Apart from Poulter, the rest of the ensemble cast is solid, but nobody really stands out – the script doesn’t quite allow them to. John Boyega does well enough as a grocery store security guard who works across the street from the hotel, and who gets caught up in the mayhem and tries to de-esculate the tension between the black citizens and the white cops. He winds up being labelled an Uncle Tom figure and made legally culpable for the brutality, the worst of both worlds. Boyega has a star’s aura, but is restrained here, not tussling for the spotlight, perhaps a more impressive feat than his turn in Star Wars. Because it allows Algee Smith to be the film’s heart: he plays Larry, a singer who auditions for Motown and winds up rejecting their offer, after the harrowing events of the film take their toll. It’s a rejection of the company’s (partially) white audience, turning his back on them metaphorically, like Miles Davis used to do in concert.

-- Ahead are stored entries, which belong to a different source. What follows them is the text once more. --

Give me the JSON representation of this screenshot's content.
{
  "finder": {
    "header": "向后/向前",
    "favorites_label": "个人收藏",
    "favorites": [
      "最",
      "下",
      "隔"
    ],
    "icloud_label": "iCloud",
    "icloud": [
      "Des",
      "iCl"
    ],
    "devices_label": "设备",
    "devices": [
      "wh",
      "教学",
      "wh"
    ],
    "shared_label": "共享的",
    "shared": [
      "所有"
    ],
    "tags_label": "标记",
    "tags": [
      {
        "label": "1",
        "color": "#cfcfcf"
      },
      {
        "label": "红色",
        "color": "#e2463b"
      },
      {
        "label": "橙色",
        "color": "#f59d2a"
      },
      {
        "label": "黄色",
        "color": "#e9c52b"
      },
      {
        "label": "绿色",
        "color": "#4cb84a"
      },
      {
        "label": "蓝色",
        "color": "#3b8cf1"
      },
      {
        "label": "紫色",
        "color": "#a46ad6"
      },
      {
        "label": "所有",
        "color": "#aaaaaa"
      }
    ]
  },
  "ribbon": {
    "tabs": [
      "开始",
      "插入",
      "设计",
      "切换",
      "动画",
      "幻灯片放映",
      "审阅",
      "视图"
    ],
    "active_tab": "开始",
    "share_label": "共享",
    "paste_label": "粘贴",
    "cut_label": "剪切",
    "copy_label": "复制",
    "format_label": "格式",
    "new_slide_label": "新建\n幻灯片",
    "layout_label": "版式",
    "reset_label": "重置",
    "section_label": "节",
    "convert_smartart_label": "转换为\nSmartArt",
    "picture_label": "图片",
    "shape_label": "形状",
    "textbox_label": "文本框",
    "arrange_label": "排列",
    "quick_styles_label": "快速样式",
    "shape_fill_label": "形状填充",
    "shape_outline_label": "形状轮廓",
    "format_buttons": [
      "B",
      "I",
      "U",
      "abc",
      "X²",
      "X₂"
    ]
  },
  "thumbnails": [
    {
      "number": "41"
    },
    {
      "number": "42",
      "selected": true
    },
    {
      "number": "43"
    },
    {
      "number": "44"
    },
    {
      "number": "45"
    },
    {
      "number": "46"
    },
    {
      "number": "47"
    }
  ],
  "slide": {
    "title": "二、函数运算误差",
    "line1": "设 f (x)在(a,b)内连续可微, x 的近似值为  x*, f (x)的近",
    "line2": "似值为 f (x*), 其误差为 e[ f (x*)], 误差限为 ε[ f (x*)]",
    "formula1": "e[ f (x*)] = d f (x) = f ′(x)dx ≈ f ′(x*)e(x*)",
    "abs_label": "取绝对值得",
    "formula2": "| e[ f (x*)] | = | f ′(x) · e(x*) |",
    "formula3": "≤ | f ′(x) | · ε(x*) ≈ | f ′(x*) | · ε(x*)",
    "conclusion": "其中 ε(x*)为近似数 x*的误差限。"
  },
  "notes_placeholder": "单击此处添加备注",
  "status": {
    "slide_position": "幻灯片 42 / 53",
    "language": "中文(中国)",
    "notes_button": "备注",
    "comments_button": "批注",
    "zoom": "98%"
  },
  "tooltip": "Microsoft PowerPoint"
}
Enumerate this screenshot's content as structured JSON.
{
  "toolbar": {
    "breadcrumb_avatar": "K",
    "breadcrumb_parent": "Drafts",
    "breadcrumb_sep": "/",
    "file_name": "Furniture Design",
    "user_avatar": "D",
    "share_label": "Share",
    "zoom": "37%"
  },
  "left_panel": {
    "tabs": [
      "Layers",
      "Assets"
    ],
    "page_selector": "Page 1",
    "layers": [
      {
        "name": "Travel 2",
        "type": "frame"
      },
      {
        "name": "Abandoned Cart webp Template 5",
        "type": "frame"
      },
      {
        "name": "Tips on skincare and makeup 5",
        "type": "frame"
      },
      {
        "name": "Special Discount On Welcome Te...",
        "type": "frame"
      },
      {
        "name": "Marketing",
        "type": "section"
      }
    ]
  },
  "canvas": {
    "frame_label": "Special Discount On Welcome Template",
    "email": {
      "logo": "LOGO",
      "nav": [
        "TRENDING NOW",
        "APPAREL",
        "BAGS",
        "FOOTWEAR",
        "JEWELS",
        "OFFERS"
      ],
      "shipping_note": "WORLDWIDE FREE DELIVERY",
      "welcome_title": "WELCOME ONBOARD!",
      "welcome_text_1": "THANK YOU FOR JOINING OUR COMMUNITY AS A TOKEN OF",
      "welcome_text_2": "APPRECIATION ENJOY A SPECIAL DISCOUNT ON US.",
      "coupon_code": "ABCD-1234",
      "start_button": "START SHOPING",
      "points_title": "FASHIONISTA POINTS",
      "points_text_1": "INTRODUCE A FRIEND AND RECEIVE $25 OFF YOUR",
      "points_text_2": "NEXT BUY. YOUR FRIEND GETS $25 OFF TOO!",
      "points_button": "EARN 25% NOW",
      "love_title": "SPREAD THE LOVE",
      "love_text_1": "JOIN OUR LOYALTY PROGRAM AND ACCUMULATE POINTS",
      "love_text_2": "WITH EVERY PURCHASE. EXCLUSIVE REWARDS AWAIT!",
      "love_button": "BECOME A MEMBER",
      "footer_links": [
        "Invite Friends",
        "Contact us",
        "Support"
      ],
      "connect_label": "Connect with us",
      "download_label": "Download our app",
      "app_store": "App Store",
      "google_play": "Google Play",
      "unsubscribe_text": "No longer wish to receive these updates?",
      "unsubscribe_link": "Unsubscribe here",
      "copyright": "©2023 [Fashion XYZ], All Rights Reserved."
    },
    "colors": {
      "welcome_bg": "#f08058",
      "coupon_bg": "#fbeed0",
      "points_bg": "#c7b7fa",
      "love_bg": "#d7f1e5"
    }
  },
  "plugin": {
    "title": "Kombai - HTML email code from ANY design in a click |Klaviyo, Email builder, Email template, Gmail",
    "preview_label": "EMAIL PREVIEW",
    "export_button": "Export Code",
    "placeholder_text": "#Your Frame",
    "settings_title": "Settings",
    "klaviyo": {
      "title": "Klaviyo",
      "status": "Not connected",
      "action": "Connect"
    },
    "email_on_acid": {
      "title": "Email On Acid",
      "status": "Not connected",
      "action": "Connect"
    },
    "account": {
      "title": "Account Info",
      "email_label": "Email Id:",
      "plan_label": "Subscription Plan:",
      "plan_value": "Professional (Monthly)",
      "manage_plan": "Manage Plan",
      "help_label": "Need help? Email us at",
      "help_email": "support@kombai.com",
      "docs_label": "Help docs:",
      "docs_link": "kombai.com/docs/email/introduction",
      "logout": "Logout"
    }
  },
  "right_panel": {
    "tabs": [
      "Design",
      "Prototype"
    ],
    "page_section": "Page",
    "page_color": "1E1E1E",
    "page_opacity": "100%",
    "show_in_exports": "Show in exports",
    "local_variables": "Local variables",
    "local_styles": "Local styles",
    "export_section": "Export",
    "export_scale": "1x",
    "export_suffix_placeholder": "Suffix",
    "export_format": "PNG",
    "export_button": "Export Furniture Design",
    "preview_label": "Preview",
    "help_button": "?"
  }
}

So far this challenging film’s failed to recoup its $34 million budget, whilst Zero Dark Thirty made a healthy profit of over $90 million. This is a bitter indictment of modern audiences, sadly telling us, as if we needed to be told, that there is a far greater appetite for gung-ho action flicks than for piercing critiques of the justice system in America. But then again, times haven’t really changed: Intolerance and The Godfather Part II made less money than their predecessors too.
So go see Detroit, to show studio execs that there is still an appetite for tough-minded cinema, at least amongst a few of us.